Die Arbeitsgerichte in Hamburg, Schleswig-Holstein und Hamm erkannten schon länger die Berechtigung und Notwendigkeit eines Unterlassungsanspruchs für den Betriebsrat, wenn ein Arbeitgeber eine Betriebsänderung ohne abschließende Interessenausgleichsverhandlungen durchführte. (Landes-) Arbeitsgerichte in Baden-Württemberg, Rheinland-Pfalz und Bayern ließen es dagegen mit einem Individualanspruch auf Nachteilsausgleich für die ArbeitnehmerInnen gut sein. Der Beschluss des Landesarbeitsgerichts München 6 TaBVGa 6/08 vom 22.12.2008 könnte einen Richtungswechsel auch in Süddeutschland markieren.

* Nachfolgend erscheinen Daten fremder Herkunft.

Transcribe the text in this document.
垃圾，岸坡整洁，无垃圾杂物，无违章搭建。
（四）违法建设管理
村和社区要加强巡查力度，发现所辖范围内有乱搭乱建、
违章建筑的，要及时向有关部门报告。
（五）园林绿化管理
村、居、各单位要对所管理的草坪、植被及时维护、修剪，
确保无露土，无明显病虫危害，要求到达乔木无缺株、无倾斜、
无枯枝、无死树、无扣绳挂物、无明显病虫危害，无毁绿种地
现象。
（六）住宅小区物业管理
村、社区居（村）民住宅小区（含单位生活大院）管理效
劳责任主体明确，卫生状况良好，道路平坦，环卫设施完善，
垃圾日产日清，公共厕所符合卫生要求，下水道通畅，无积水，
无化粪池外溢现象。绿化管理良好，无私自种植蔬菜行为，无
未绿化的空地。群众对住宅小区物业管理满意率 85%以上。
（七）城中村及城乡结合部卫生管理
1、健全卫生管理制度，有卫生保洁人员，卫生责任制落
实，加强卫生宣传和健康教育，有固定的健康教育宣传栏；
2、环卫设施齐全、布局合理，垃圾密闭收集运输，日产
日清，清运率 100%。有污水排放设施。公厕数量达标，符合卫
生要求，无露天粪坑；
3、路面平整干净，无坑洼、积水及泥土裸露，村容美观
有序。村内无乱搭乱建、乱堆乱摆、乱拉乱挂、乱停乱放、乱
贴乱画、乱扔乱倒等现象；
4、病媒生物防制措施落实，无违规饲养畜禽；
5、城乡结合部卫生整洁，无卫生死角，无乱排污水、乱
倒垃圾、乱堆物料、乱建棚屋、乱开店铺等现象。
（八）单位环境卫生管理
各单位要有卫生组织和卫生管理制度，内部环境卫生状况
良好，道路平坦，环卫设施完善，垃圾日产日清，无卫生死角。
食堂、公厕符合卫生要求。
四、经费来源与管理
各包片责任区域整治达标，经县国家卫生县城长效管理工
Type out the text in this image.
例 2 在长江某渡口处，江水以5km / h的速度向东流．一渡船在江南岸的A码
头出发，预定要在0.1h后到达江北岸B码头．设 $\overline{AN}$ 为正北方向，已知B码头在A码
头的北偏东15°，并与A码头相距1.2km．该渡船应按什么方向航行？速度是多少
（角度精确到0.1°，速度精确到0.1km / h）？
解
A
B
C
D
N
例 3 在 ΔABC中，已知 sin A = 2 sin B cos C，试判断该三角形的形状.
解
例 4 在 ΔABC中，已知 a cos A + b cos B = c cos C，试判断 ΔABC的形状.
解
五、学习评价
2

- Arbeitgeber begann einfach mit der Durchführung der BÄ -
410 ArbeitnehmerInnen wollte ein Arbeitgeber im Rahmen einer Abteilungszusammenlegung aus ihrem ursprünglichen Betrieb in einen anderen Münchener Betrieb versetzen – eine Betriebsänderung gemäß § 111 Satz 2 Nr. 1 BetrVG im Sinne einer Betriebseinschränkung. Obwohl die Interessenausgleichsverhandlungen noch zu keinem Ergebnis gekommen waren, begann der Arbeitgeber munter mit der Umsetzung der Personen.
Der 17köpfige Betriebsrat ließ sich das dreiste Verhalten des Arbeitgebers nicht gefallen. Er zog zunächst vor das Arbeitsgericht, um eine einstweilige Verfügung zu beantragen, mit der sich die Durchführung der betriebsändernden Maßnahmen stoppen lässt. Als dieses den Erlass der einstweiligen Verfügung abwies, ließ er sich nicht entmutigen und legte Beschwerde vor dem LAG München ein.
- Nachteilsausgleich schützt keine kollektiven Beteiligungsrechte -
Das LAG München half der Beschwerde ab, erließ die Verfügung und bejahte den Unterlassungsanspruch für den Betriebsrat. Es begründete seine Entscheidung klar und schlüssig. Zunächst räumte es mit dem viel verbreiteten Argument auf, ein Anspruch auf Nachteilsausgleich gemäß § 113 BetrVG für die ArbeitnehmerInnen reiche aus, um den Betriebsratsinteressen in solch einem Fall gerecht zu werden. Dieser individualrechtliche Anspruch sei nicht geeignet, die kollektiven Beteiligungsrechte des Betriebsrats im Rahmen der Betriebsverfassung zu sichern. Der Anspruch ziele gerade nicht darauf ab, den Betriebsrat hinsichtlich seiner Informations- und Beratungsrechte zu schützen.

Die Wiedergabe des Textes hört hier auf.